3. D'une part, il ressort du procès-verbal de la réunion de la commission d'avancement chargée des propositions d'inscription aux tableaux d'avancement 2020 de la région de gendarmerie de Corse branche " gendarmerie départementale " que la commission a procédé à l'examen de l'ensemble des dossiers des candidats à l'avancement réunissant les conditions statutaires pour être promus au grade supérieur, la sélection des sous-officiers susceptibles d'être inscrits sur le tableau d'avancement ayant été effectuée par comparaison des mérites des candidats. En effet, la commission a analysé plusieurs critères pertinents comme l'emploi occupé, l'affectation, le titre détenu, le rang retenu par l'autorité de fusionnement et le total de la notation obtenu sur cinq ans. La commission a ensuite formulé des propositions d'avancement. Par suite, le moyen tiré de ce que la commission d'avancement n'a pas procédé à la comparaison des mérites des candidats doit être écarté.

4. D'autre part, Mme B... n'apporte en appel pas plus qu'en première instance aucun élément de nature à établir que les éléments transmis par la commission d'avancement étaient erronés. Et contrairement à ce qu'elle persiste à soutenir, il ressort bien des pièces du dossier que les propositions de la commission ont été suivies.

5. En deuxième lieu, Mme B... soutient que l'administration, en rejetant sa candidature au motif qu'elle n'avait pas été assez mobile, a irrégulièrement ajouté un critère aux conditions statutaires. Toutefois, en se fondant sur la circonstance que l'intéressée aurait été restrictive dans ses préférences de mobilité, le ministre ne s'est pas fondé sur un critère autre que celui de sa valeur professionnelle et n'a ainsi ni commis d'erreur de droit ni porté atteinte au principe d'égalité entre les candidats.

6. En troisième lieu, il ne ressort ni des pièces du dossier ni de l'examen de la décision du 10 juin 2020, qui fait précisément état de la situation individuelle de Mme B..., que l'administration n'aurait pas tenu compte de l'ensemble des éléments de son dossier, et notamment des circonstances qu'elle dispensait régulièrement des formations et qu'elle assumait les responsabilités liées à ses fonctions et notamment le remplacement du commandant de la communauté de brigades de Penta-di-Casinca.

7. En quatrième lieu, le moyen invoqué par Mme B... et tiré de ce que la décision attaquée méconnaît les dispositions de l'article 2 de l'arrêté du 24 juillet 2018 fixant un taux de promotion de 10,91 %, qui avait été précédemment soumis aux juges de première instance, doit être écarté par adoption des motifs retenus à bon droit par le tribunal administratif de Bastia, au point 13 de son jugement, la requérante ne faisant état devant la Cour d'aucun élément distinct de ceux qui avaient été présentés en première instance.

8. En cinquième lieu, aux termes de l'article L. 4136-1 du code de la défense : " (...) L'avancement de grade a lieu soit au choix, soit au choix et à l'ancienneté, soit à l'ancienneté.

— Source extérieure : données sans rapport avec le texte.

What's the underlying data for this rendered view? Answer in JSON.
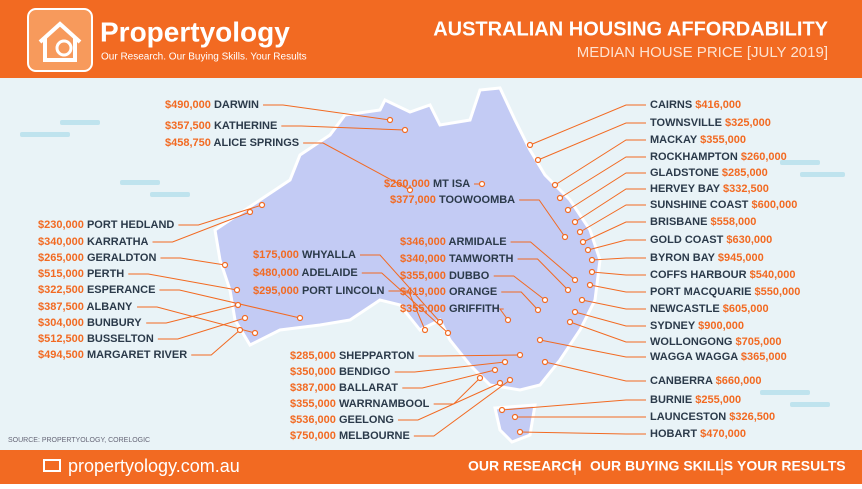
{
  "header": {
    "brand": "Propertyology",
    "tagline": "Our Research. Our Buying Skills. Your Results",
    "title": "AUSTRALIAN HOUSING AFFORDABILITY",
    "subtitle": "MEDIAN HOUSE PRICE [JULY 2019]"
  },
  "source": "SOURCE: PROPERTYOLOGY, CORELOGIC",
  "cities": [
    {
      "name": "DARWIN",
      "price": "$490,000"
    },
    {
      "name": "KATHERINE",
      "price": "$357,500"
    },
    {
      "name": "ALICE SPRINGS",
      "price": "$458,750"
    },
    {
      "name": "PORT HEDLAND",
      "price": "$230,000"
    },
    {
      "name": "KARRATHA",
      "price": "$340,000"
    },
    {
      "name": "GERALDTON",
      "price": "$265,000"
    },
    {
      "name": "PERTH",
      "price": "$515,000"
    },
    {
      "name": "ESPERANCE",
      "price": "$322,500"
    },
    {
      "name": "ALBANY",
      "price": "$387,500"
    },
    {
      "name": "BUNBURY",
      "price": "$304,000"
    },
    {
      "name": "BUSSELTON",
      "price": "$512,500"
    },
    {
      "name": "MARGARET RIVER",
      "price": "$494,500"
    },
    {
      "name": "MT ISA",
      "price": "$260,000"
    },
    {
      "name": "TOOWOOMBA",
      "price": "$377,000"
    },
    {
      "name": "WHYALLA",
      "price": "$175,000"
    },
    {
      "name": "ADELAIDE",
      "price": "$480,000"
    },
    {
      "name": "PORT LINCOLN",
      "price": "$295,000"
    },
    {
      "name": "ARMIDALE",
      "price": "$346,000"
    },
    {
      "name": "TAMWORTH",
      "price": "$340,000"
    },
    {
      "name": "DUBBO",
      "price": "$355,000"
    },
    {
      "name": "ORANGE",
      "price": "$419,000"
    },
    {
      "name": "GRIFFITH",
      "price": "$355,000"
    },
    {
      "name": "SHEPPARTON",
      "price": "$285,000"
    },
    {
      "name": "BENDIGO",
      "price": "$350,000"
    },
    {
      "name": "BALLARAT",
      "price": "$387,000"
    },
    {
      "name": "WARRNAMBOOL",
      "price": "$355,000"
    },
    {
      "name": "GEELONG",
      "price": "$536,000"
    },
    {
      "name": "MELBOURNE",
      "price": "$750,000"
    },
    {
      "name": "CAIRNS",
      "price": "$416,000"
    },
    {
      "name": "TOWNSVILLE",
      "price": "$325,000"
    },
    {
      "name": "MACKAY",
      "price": "$355,000"
    },
    {
      "name": "ROCKHAMPTON",
      "price": "$260,000"
    },
    {
      "name": "GLADSTONE",
      "price": "$285,000"
    },
    {
      "name": "HERVEY BAY",
      "price": "$332,500"
    },
    {
      "name": "SUNSHINE COAST",
      "price": "$600,000"
    },
    {
      "name": "BRISBANE",
      "price": "$558,000"
    },
    {
      "name": "GOLD COAST",
      "price": "$630,000"
    },
    {
      "name": "BYRON BAY",
      "price": "$945,000"
    },
    {
      "name": "COFFS HARBOUR",
      "price": "$540,000"
    },
    {
      "name": "PORT MACQUARIE",
      "price": "$550,000"
    },
    {
      "name": "NEWCASTLE",
      "price": "$605,000"
    },
    {
      "name": "SYDNEY",
      "price": "$900,000"
    },
    {
      "name": "WOLLONGONG",
      "price": "$705,000"
    },
    {
      "name": "WAGGA WAGGA",
      "price": "$365,000"
    },
    {
      "name": "CANBERRA",
      "price": "$660,000"
    },
    {
      "name": "BURNIE",
      "price": "$255,000"
    },
    {
      "name": "LAUNCESTON",
      "price": "$326,500"
    },
    {
      "name": "HOBART",
      "price": "$470,000"
    }
  ],
  "footer": {
    "website": "propertyology.com.au",
    "links": [
      "OUR RESEARCH",
      "OUR BUYING SKILLS",
      "YOUR RESULTS"
    ]
  }
}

Sauf action d'éclat ou services exceptionnels, les promotions ont lieu de façon continue de grade à grade et nul ne peut être promu à un grade s'il ne compte dans le grade inférieur un minimum de durée de service, fixé par voie réglementaire ". Aux termes de l'article L. 4136-3 de ce code : " Nul ne peut être promu au choix à un grade autre que ceux d'officiers généraux s'il n'est inscrit sur un tableau d'avancement établi, au moins une fois par an, par corps. / Une commission dont les membres, d'un grade supérieur à celui des intéressés, sont désignés par le ministre de la défense, présente à ce dernier tous les éléments d'appréciation nécessaires, notamment l'ordre de préférence et les notations données aux candidats par leurs supérieurs hiérarchiques. / Pour les militaires de la gendarmerie nationale, le ministre compétent est le ministre de l'intérieur. / Sous réserve des nécessités du service, les promotions ont lieu dans l'ordre du tableau d'avancement. / Si le tableau n'a pas été épuisé, les militaires qui y figurent sont reportés en tête du tableau suivant ". Aux termes de l'article 23 du décret du 12 septembre 2008 portant statut particulier du corps des sous-officiers de gendarmerie : " Les promotions au grade supérieur ont lieu exclusivement au choix ". Aux termes de l'article 24 de ce décret : " (...) IV. - Peuvent être promus au grade de major les adjudants-chefs comptant au moins deux ans d'ancienneté à ce grade ". Lorsqu'il est saisi d'un recours tendant à l'annulation d'un arrêté portant inscription à un tableau d'avancement, il appartient au juge de l'excès de pouvoir, qui ne saurait se borner, dans le cadre de son contrôle restreint, à apprécier la valeur professionnelle d'un candidat écarté, d'analyser les mérites comparés de cet agent et de ceux des autres agents candidats à ce même grade.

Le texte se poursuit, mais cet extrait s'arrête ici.